“Learn how to build your own weight training programs, how to effectively and safely schedule your week of workouts, and more,” states the back cover of Brittany Noelle's book, Weight Training for Women: Exercises and Workout Programs for Building Strength with Free Weights.
~ What ~
This one-hundred-and-eighty-two-page paperback targets women who are looking for a starter guide to weight lifting and working out. After an introduction, the book is divided into ten sections that contain complete body exercises and workout programs, followed by a glossary, resources, index, acknowledgments, and the author's biography.
The first chapter explains how to plan your work-out program while the second chapter discusses the equipment and exercise environment. The next seven sections cover glutes and hamstrings, quadriceps and calves, chest, upper back, lower back, abdominals and obliques, biceps and triceps, and shoulders. The programs involve total, upper, and lower body workouts regimens.

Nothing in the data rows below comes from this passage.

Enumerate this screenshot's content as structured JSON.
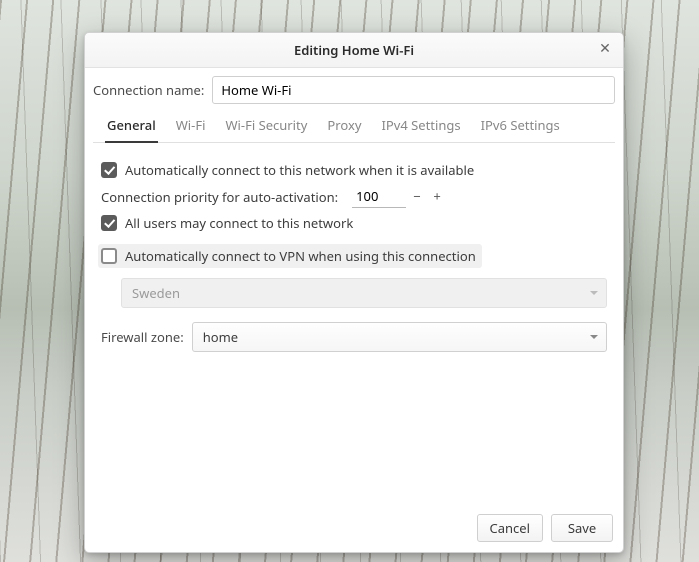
{
  "window": {
    "title": "Editing Home Wi-Fi"
  },
  "form": {
    "connection_name_label": "Connection name:",
    "connection_name_value": "Home Wi-Fi"
  },
  "tabs": [
    {
      "label": "General",
      "active": true
    },
    {
      "label": "Wi-Fi",
      "active": false
    },
    {
      "label": "Wi-Fi Security",
      "active": false
    },
    {
      "label": "Proxy",
      "active": false
    },
    {
      "label": "IPv4 Settings",
      "active": false
    },
    {
      "label": "IPv6 Settings",
      "active": false
    }
  ],
  "general": {
    "auto_connect_label": "Automatically connect to this network when it is available",
    "auto_connect_checked": true,
    "priority_label": "Connection priority for auto-activation:",
    "priority_value": "100",
    "all_users_label": "All users may connect to this network",
    "all_users_checked": true,
    "vpn_label": "Automatically connect to VPN when using this connection",
    "vpn_checked": false,
    "vpn_select_value": "Sweden",
    "vpn_select_enabled": false,
    "firewall_label": "Firewall zone:",
    "firewall_value": "home"
  },
  "footer": {
    "cancel": "Cancel",
    "save": "Save"
  },
  "icons": {
    "close": "close-icon",
    "minus": "minus-icon",
    "plus": "plus-icon",
    "caret": "caret-down-icon"
  }
}
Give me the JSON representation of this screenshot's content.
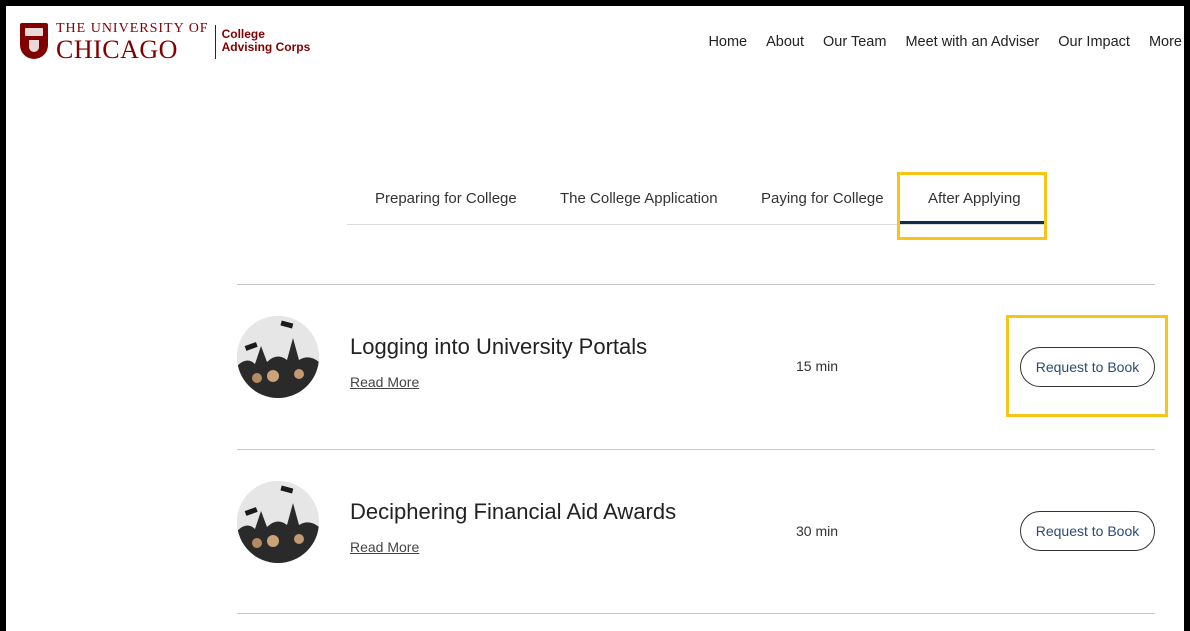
{
  "logo": {
    "line1": "THE UNIVERSITY OF",
    "line2": "CHICAGO",
    "corps1": "College",
    "corps2": "Advising Corps"
  },
  "nav": [
    "Home",
    "About",
    "Our Team",
    "Meet with an Adviser",
    "Our Impact",
    "More"
  ],
  "tabs": [
    "Preparing for College",
    "The College Application",
    "Paying for College",
    "After Applying"
  ],
  "services": [
    {
      "title": "Logging into University Portals",
      "link": "Read More",
      "duration": "15 min",
      "button": "Request to Book"
    },
    {
      "title": "Deciphering Financial Aid Awards",
      "link": "Read More",
      "duration": "30 min",
      "button": "Request to Book"
    }
  ],
  "colors": {
    "maroon": "#800000",
    "accent": "#0f2d4f",
    "highlight": "#f5c518",
    "button_text": "#2b4a75"
  }
}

Each chapter on the targeted body area begins with an explanation and what to do before lifting. One-to-two-page directions start with a warm-up, followed by several exercises, and one or two stretches. The instructions have a title, explanation, and numbered directions, often ending with lift safety, making it easier/harder, and at-home tips with simple-to-follow illustrations. The programs offer both weekly scheduling examples and warm-up, workout, and cooldown suggestions.
~ Why ~
With the coronavirus forcing my gym to shut down, I do not have access to my circuit weight machines so this is a timely book. I love that so many of the exercises mimic those I do daily with pilates. Including the three-to-five days-per-week examples are helpful for the beginner or novice.
Some of the notable exercises are World's Greatest Stretch, Glute Bridge, Pretzel Stretch, Butt Kicker, Lateral Lunge, Standing Quad Stretch, Scaption Plank, Bent-Over Row, Farmer's Carry, T-Spine Rotation, Dead Bug, Tricep Kickback, Wall Angel, Upright Row, and Cross-Body Stretch.
~ Why Not ~
Those who do not like to exercise or stretch may have no interest in this beginner's book. Others may not have bar or dumb bells to do some of the exercises. Some may prefer working out with others or watching a video instead of reading a book about it. Those with health or body issues should contact their doctor before attempting to work out.
~ Wish ~
Having osteoporosis and osteoarthritis, I wish the book stated which exercises would be best to do since I have been told not to bend forward or put stress on my lower back. I wish there were some way to know calories burned per exercise, but that may be impossible.
~ Want ~
If you want a book that concentrates on working out with and without weights for women, this is an excellent, to-the-point read that can be referred to often.
Thanks to Callisto Publisher's Club and the author for this book that I am under no obligation to review.